A la fin de sa carrière, Kamel a atterri à Villeneuve-la-Garenne. Il y a créé en 2003 le club de boxe, le KC Boxing qui compte aujourd’hui près de 200 membres dont une quarantaine de filles. Depuis 16 ans, il a formé pléthore de champions d’Ile-de-France, de France, d’Europe et même du monde. Mais sa principale fierté n’est sans doute pas là. Le sport, et en particulier la boxe, sont pour lui des moyens d’enseigner la vie. « Les petits viennent pour apprendre à se maitriser et pour savoir se défendre, explique-t-il.
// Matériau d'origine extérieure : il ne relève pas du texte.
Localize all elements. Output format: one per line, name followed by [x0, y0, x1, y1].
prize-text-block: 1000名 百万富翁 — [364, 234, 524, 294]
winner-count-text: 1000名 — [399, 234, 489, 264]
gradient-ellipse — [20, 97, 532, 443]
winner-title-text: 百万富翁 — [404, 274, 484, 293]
Ici, ils apprennent des codes qui vont bien au-delà du ring. Ils s’appliquent aussi dans la vie. Si tu arrives en retard à l’entraînement, tu arriveras en retard en cours ou au travail. C’est notre façon de les aider à préparer leur vie d’adulte. Ma fierté, c’est aussi d’avoir sauvé pas mal de monde. La ligne rouge vers la délinquance n’est jamais très loin. Il faut les cadrer pour faire en sorte qu’ils ne franchissent pas cette ligne. La boxe est une façon de le faire. »
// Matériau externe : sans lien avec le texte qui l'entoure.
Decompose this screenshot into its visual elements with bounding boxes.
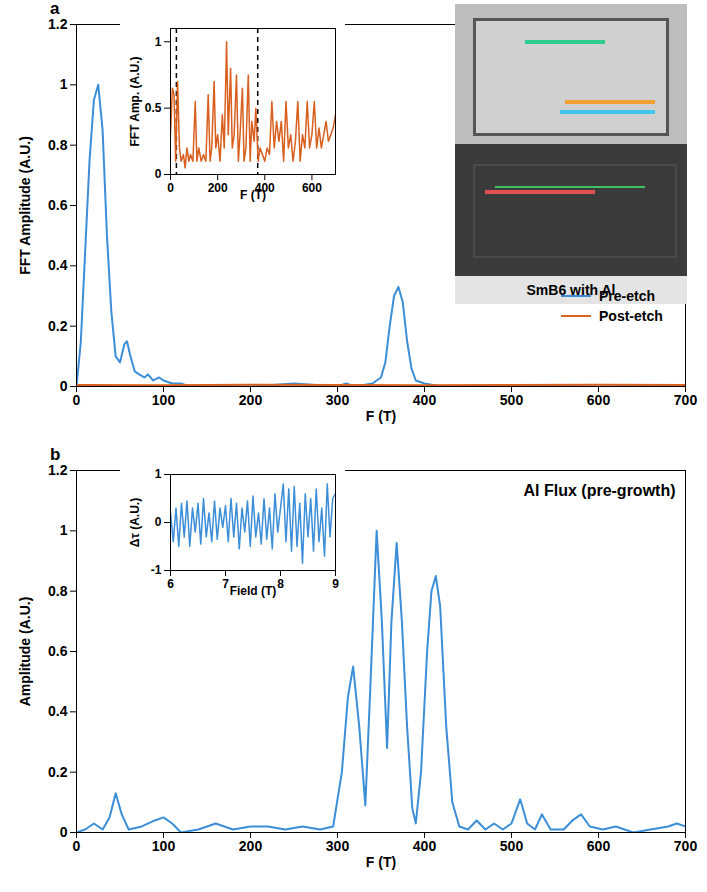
svg-text:0.8: 0.8 [48, 583, 68, 599]
svg-text:200: 200 [239, 838, 263, 854]
svg-text:0.5: 0.5 [145, 101, 162, 115]
svg-text:0.6: 0.6 [48, 197, 68, 213]
html-text:Post-etch: Post-etch [599, 308, 663, 325]
svg-text:F (T): F (T) [366, 854, 396, 870]
svg-text:Δτ (A.U.): Δτ (A.U.) [128, 498, 142, 547]
svg-text:0.2: 0.2 [48, 318, 68, 334]
svg-text:1: 1 [60, 522, 68, 538]
svg-text:0: 0 [73, 838, 81, 854]
svg-text:0: 0 [73, 392, 81, 408]
svg-text:200: 200 [208, 181, 228, 195]
svg-text:0: 0 [60, 378, 68, 394]
svg-text:300: 300 [326, 838, 350, 854]
svg-text:0.4: 0.4 [48, 703, 68, 719]
svg-text:1: 1 [155, 35, 162, 49]
html-text:a: a [50, 0, 60, 18]
svg-text:0.6: 0.6 [48, 643, 68, 659]
svg-text:8: 8 [277, 577, 284, 591]
svg-text:7: 7 [222, 577, 229, 591]
svg-text:500: 500 [500, 838, 524, 854]
svg-text:1: 1 [155, 467, 162, 481]
svg-text:F (T): F (T) [240, 188, 266, 202]
svg-text:Amplitude (A.U.): Amplitude (A.U.) [17, 597, 33, 707]
svg-text:100: 100 [152, 838, 176, 854]
svg-text:6: 6 [167, 577, 174, 591]
svg-text:100: 100 [152, 392, 176, 408]
svg-text:500: 500 [500, 392, 524, 408]
svg-text:0.4: 0.4 [48, 257, 68, 273]
svg-text:Al Flux (pre-growth): Al Flux (pre-growth) [524, 482, 676, 499]
svg-text:0: 0 [60, 824, 68, 840]
html-text:b: b [50, 445, 61, 464]
svg-text:400: 400 [413, 838, 437, 854]
svg-text:0.8: 0.8 [48, 137, 68, 153]
svg-text:200: 200 [239, 392, 263, 408]
svg-text:9: 9 [332, 577, 339, 591]
svg-text:F (T): F (T) [366, 408, 396, 424]
html-text:Pre-etch: Pre-etch [599, 288, 655, 305]
svg-text:0: 0 [167, 181, 174, 195]
svg-text:0.2: 0.2 [48, 764, 68, 780]
svg-text:0: 0 [155, 515, 162, 529]
svg-text:700: 700 [674, 392, 698, 408]
svg-text:600: 600 [302, 181, 322, 195]
svg-text:1.2: 1.2 [48, 462, 68, 478]
svg-text:1: 1 [60, 76, 68, 92]
svg-text:FFT Amplitude (A.U.): FFT Amplitude (A.U.) [17, 136, 33, 275]
svg-text:400: 400 [413, 392, 437, 408]
html-text:SmB6 with Al: SmB6 with Al [526, 282, 616, 298]
svg-text:-1: -1 [151, 563, 162, 577]
svg-text:1.2: 1.2 [48, 16, 68, 32]
svg-text:Field (T): Field (T) [230, 584, 277, 598]
svg-text:300: 300 [326, 392, 350, 408]
svg-text:600: 600 [587, 838, 611, 854]
svg-text:0: 0 [155, 167, 162, 181]
svg-text:600: 600 [587, 392, 611, 408]
svg-text:FFT Amp. (A.U.): FFT Amp. (A.U.) [128, 56, 142, 146]
svg-text:700: 700 [674, 838, 698, 854]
Dimension sportive, dimension éducative mais aussi dimension sociale. « Cette salle de boxe, c’est aussi un lieu d’échanges, insiste Kamel, arrivé du Maroc en France à l’âge de 5 ans et élevé par sa tante. Les gens apprennent à se connaître. Les parents se rencontrent, organisent des gouters, on se fait un petit pot à la fin d’année. Quand les parents viennent, je demande des nouvelles de la famille, je me renseigne pour savoir si ça se passe bien à l’école. Le sport fédère les familles. Ce qui est important dans ma vie, c’est la simplicité. C’est la plus grande des valeurs. J’aurais aimé avoir tout ça quand j’étais jeune. Aujourd’hui, on a la chance d’avoir des éducateurs diplômés. Evidemment, on manque toujours de moyens car on aimerait en faire encore plus. On critique plus souvent qu’on ne met les choses en valeur mais il faut avoir conscience que la France est un pays magnifique où l’on peut réaliser des actions comme ça. Vive la France ! » Des rencontres autour du ring, et même, au « palmarès » de Kamel… 4 mariages et même des enfants entre des licenciés qui se sont connus dans sa salle. Une autre de ses fiertés. 
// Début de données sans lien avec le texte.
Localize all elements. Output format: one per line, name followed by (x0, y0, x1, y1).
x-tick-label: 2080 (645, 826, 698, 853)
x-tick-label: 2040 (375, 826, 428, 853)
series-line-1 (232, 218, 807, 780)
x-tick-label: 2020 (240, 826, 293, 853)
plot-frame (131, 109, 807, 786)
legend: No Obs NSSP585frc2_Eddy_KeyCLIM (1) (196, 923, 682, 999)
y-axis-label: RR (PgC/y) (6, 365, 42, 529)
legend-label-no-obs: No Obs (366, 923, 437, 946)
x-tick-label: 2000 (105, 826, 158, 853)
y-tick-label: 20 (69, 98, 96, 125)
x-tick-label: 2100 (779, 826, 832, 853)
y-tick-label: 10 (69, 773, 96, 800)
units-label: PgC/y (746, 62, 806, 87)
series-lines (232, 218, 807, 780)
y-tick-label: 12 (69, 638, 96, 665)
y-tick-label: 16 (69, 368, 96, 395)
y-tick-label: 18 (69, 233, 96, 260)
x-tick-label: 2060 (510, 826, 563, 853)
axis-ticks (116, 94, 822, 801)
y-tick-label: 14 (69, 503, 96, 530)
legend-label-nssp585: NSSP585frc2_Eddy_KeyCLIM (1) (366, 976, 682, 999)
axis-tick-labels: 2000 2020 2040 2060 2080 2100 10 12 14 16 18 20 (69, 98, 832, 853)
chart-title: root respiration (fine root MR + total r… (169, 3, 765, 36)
Avec ses éducateurs, Tareck, Jo, Rodrigue, Marcellin, Steeve et Marie, Kamel Chouaref a su instaurer un esprit familial. « La boxe est certes un sport individuel, mais nous y avons mis un esprit d’équipe. Toutes ces valeurs, c’est pour moi l’essentiel. »  
« Toucher, ne pas se faire toucher. » Plusieurs fois dans la soirée, Kamel répète cette règle de base de la boxe. Lui, a su nous toucher… en plein cœur.